Be Polite and Act in a Professional Manner: if you come across as hostile over an eviction, the person you'd like to consider renting to you may see you as not worth the risk. Remember, the new potential landlord did not cause your situation! Dress nicely when meeting with someone you're hoping will rent to you, be polite, and be seen as a good and decent person. Be on time for the appointment and be sure to thank the person for meeting with you and showing you the place they have available.
Work at Fixing Your Credit: an eviction will most likely hurt your credit if you owed money to the property owner. Do everything you can do to improve your credit score before trying to rent. That includes paying off balances, keeping revolving credit line balances low (like credit cards), paying bills on time, working at correcting errors on your credit report, clearing up collections, and not filing for new credit unless you absolutely need it (because filing for credit will most likely hurt your credit score). If you have less than perfect credit, check out this article that provides tips for renting if you have bad credit.
Gather References: if you have a previous landlord that might be willing to state that you were a good renter that paid rent on time, ask them to write a letter of recommendation for you. See if your employer might be willing to write a letter outlining your work ethic and your history with their business. Ask people that would be viewed as good character references to write letters on your behalf.
Have Proof of Employment Ready: especially if there's something negative in your history like an eviction or bad credit, make sure you have proof of your employment ready to go. This should most likely include current pay stubs and tax returns documenting your income.
Have Proof of Savings Ready: not only should you walk into a new rental situation with letters of reference and proof of income, but you should also have proof of your financial situation ready to go. Consider being ready to share bank statements to show that you are in better financial shape than when you were evicted.

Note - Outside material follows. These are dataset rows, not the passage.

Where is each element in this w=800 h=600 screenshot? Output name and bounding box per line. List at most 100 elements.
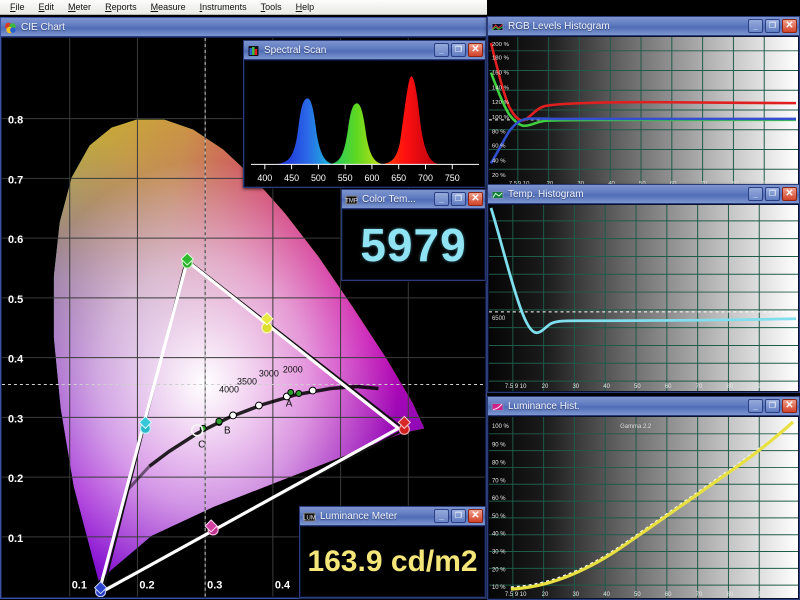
menu-item-reports[interactable]: Reports <box>98 1 144 14</box>
svg-text:10 %: 10 % <box>492 585 506 591</box>
window-controls-luminance-meter[interactable]: _ ❐ ✕ <box>434 509 483 523</box>
menu-item-file[interactable]: File <box>3 1 32 14</box>
window-rgb-levels-histogram[interactable]: RGB Levels Histogram _ ❐ ✕ 200 % 180 % 1… <box>487 16 800 189</box>
lum-icon: LUM <box>303 510 316 522</box>
maximize-button[interactable]: ❐ <box>765 187 780 201</box>
svg-text:70: 70 <box>696 592 703 598</box>
luminance-readout-area: 163.9 cd/m2 <box>301 527 484 596</box>
rgb-histogram-canvas: 200 % 180 % 160 % 140 % 120 % 100 % 80 %… <box>489 37 798 187</box>
color-temperature-readout-area: 5979 <box>343 210 484 279</box>
temp-histogram-canvas: 6500 7.5 9 10 20 30 40 50 60 70 80 90 <box>489 205 798 391</box>
window-luminance-histogram[interactable]: Luminance Hist. _ ❐ ✕ Gamma 2.2 100 % 90… <box>487 396 800 600</box>
temp-hist-icon <box>491 188 504 200</box>
desktop-background <box>487 0 800 16</box>
window-spectral-scan[interactable]: Spectral Scan _ ❐ ✕ 400 450 500 550 600 … <box>243 40 486 188</box>
titlebar-luminance-histogram[interactable]: Luminance Hist. _ ❐ ✕ <box>488 397 799 416</box>
close-button[interactable]: ✕ <box>468 192 483 206</box>
svg-text:80: 80 <box>726 384 733 390</box>
close-button[interactable]: ✕ <box>782 187 797 201</box>
svg-text:140 %: 140 % <box>492 85 510 91</box>
close-button[interactable]: ✕ <box>468 509 483 523</box>
titlebar-spectral-scan[interactable]: Spectral Scan _ ❐ ✕ <box>244 41 485 60</box>
menu-item-instruments[interactable]: Instruments <box>193 1 254 14</box>
maximize-button[interactable]: ❐ <box>451 43 466 57</box>
titlebar-luminance-meter[interactable]: LUM Luminance Meter _ ❐ ✕ <box>300 507 485 526</box>
svg-text:750: 750 <box>445 173 460 183</box>
svg-text:20: 20 <box>542 384 549 390</box>
window-controls-luminance-histogram[interactable]: _ ❐ ✕ <box>748 399 797 413</box>
menu-item-measure[interactable]: Measure <box>144 1 193 14</box>
close-button[interactable]: ✕ <box>468 43 483 57</box>
menu-item-meter[interactable]: Meter <box>61 1 98 14</box>
svg-text:50 %: 50 % <box>492 514 506 520</box>
spectral-scan-canvas: 400 450 500 550 600 650 700 750 <box>245 61 484 186</box>
svg-text:0.8: 0.8 <box>8 115 23 127</box>
window-controls-spectral-scan[interactable]: _ ❐ ✕ <box>434 43 483 57</box>
svg-text:120 %: 120 % <box>492 100 510 106</box>
minimize-button[interactable]: _ <box>748 19 763 33</box>
maximize-button[interactable]: ❐ <box>451 509 466 523</box>
svg-text:10: 10 <box>520 384 527 390</box>
window-controls-color-temperature[interactable]: _ ❐ ✕ <box>434 192 483 206</box>
svg-text:60: 60 <box>665 592 672 598</box>
lum-gamma-annotation: Gamma 2.2 <box>620 424 651 430</box>
svg-text:40: 40 <box>603 384 610 390</box>
window-controls-temp-histogram[interactable]: _ ❐ ✕ <box>748 187 797 201</box>
svg-text:0.6: 0.6 <box>8 234 23 246</box>
svg-text:100 %: 100 % <box>492 115 510 121</box>
window-color-temperature[interactable]: TMP Color Tem... _ ❐ ✕ 5979 <box>341 189 486 281</box>
svg-text:80 %: 80 % <box>492 460 506 466</box>
maximize-button[interactable]: ❐ <box>765 19 780 33</box>
titlebar-rgb-levels-histogram[interactable]: RGB Levels Histogram _ ❐ ✕ <box>488 17 799 36</box>
minimize-button[interactable]: _ <box>748 399 763 413</box>
luminance-histogram-canvas: Gamma 2.2 100 % 90 % 80 % 70 % 60 % 50 %… <box>489 417 798 598</box>
locus-label-3500: 3500 <box>237 377 257 387</box>
temp-histogram-plot: 6500 7.5 9 10 20 30 40 50 60 70 80 90 <box>489 205 798 391</box>
svg-text:0.3: 0.3 <box>207 580 222 592</box>
svg-text:7.5: 7.5 <box>505 384 514 390</box>
temp-x-axis-labels: 7.5 9 10 20 30 40 50 60 70 80 90 <box>505 384 765 390</box>
lum-x-axis-labels: 7.5 9 10 20 30 40 50 60 70 80 90 <box>505 592 765 598</box>
svg-text:90: 90 <box>757 592 764 598</box>
color-temperature-value: 5979 <box>360 218 467 271</box>
titlebar-color-temperature[interactable]: TMP Color Tem... _ ❐ ✕ <box>342 190 485 209</box>
menu-item-edit[interactable]: Edit <box>32 1 62 14</box>
minimize-button[interactable]: _ <box>434 509 449 523</box>
svg-text:70 %: 70 % <box>492 478 506 484</box>
svg-text:0.2: 0.2 <box>139 580 154 592</box>
menu-item-help[interactable]: Help <box>289 1 322 14</box>
svg-text:0.4: 0.4 <box>275 580 291 592</box>
temp-reference-label: 6500 <box>492 316 506 322</box>
close-button[interactable]: ✕ <box>782 399 797 413</box>
menu-item-tools[interactable]: Tools <box>254 1 289 14</box>
svg-text:90 %: 90 % <box>492 443 506 449</box>
svg-text:0.1: 0.1 <box>8 533 23 545</box>
window-luminance-meter[interactable]: LUM Luminance Meter _ ❐ ✕ 163.9 cd/m2 <box>299 506 486 598</box>
titlebar-temp-histogram[interactable]: Temp. Histogram _ ❐ ✕ <box>488 185 799 204</box>
titlebar-cie-chart[interactable]: CIE Chart <box>1 18 486 37</box>
window-controls-rgb-levels-histogram[interactable]: _ ❐ ✕ <box>748 19 797 33</box>
svg-text:LUM: LUM <box>303 516 316 522</box>
application-window: File Edit Meter Reports Measure Instrume… <box>0 0 800 600</box>
maximize-button[interactable]: ❐ <box>765 399 780 413</box>
window-title-color-temperature: Color Tem... <box>362 193 416 205</box>
window-temp-histogram[interactable]: Temp. Histogram _ ❐ ✕ 6500 7.5 9 10 20 3… <box>487 184 800 393</box>
spectral-scan-plot: 400 450 500 550 600 650 700 750 <box>245 61 484 186</box>
close-button[interactable]: ✕ <box>782 19 797 33</box>
minimize-button[interactable]: _ <box>434 43 449 57</box>
maximize-button[interactable]: ❐ <box>451 192 466 206</box>
svg-text:30 %: 30 % <box>492 550 506 556</box>
svg-text:20: 20 <box>542 592 549 598</box>
rgb-icon <box>491 20 504 32</box>
svg-text:30: 30 <box>572 592 579 598</box>
minimize-button[interactable]: _ <box>748 187 763 201</box>
svg-text:100 %: 100 % <box>492 424 510 430</box>
svg-text:600: 600 <box>365 173 380 183</box>
luminance-value: 163.9 cd/m2 <box>307 544 478 578</box>
minimize-button[interactable]: _ <box>434 192 449 206</box>
svg-text:160 %: 160 % <box>492 71 510 77</box>
svg-text:450: 450 <box>284 173 299 183</box>
spectrum-icon <box>247 44 260 56</box>
color-wheel-icon <box>4 21 17 34</box>
svg-text:80 %: 80 % <box>492 130 506 136</box>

Try to Correct the Eviction if Possible: if you were evicted for non-payment of rent, you might try contacting the owner and seeing if they would consider removing the eviction if you pay your debt to them. Some will and some won't, but it may not hurt to ask.
Get a Co-Signer: some landlords won't consider renting to a person that's been evicted unless they have someone willing to co-sign for them. The person that co-signs your lease understands that if you don't pay, they will be legally responsible for your rent.
Offer to Pre-Pay: if you were evicted for non-payment, offer to pay rent in advance. This might include agreeing to always be three months paid in advance of when your rent is due or paying a larger security deposit than the landlord is requiring up front.
Check with Friends & Family: if you are struggling to find a rental on your own, try checking with friends and family to see if they might have something available that they could rent to you.
Some landlords simply won't risk renting to someone that's been evicted, but others may be willing to consider it. Do everything possible to make a positive impression on any new potential landlord. Understand that your problems are just that - your problems. Take the time to explain what you've done to correct your past mistakes and don't hesitate to share what you've learned from them. People won't be willing to rent to you if they feel you are likely to repeat your errors.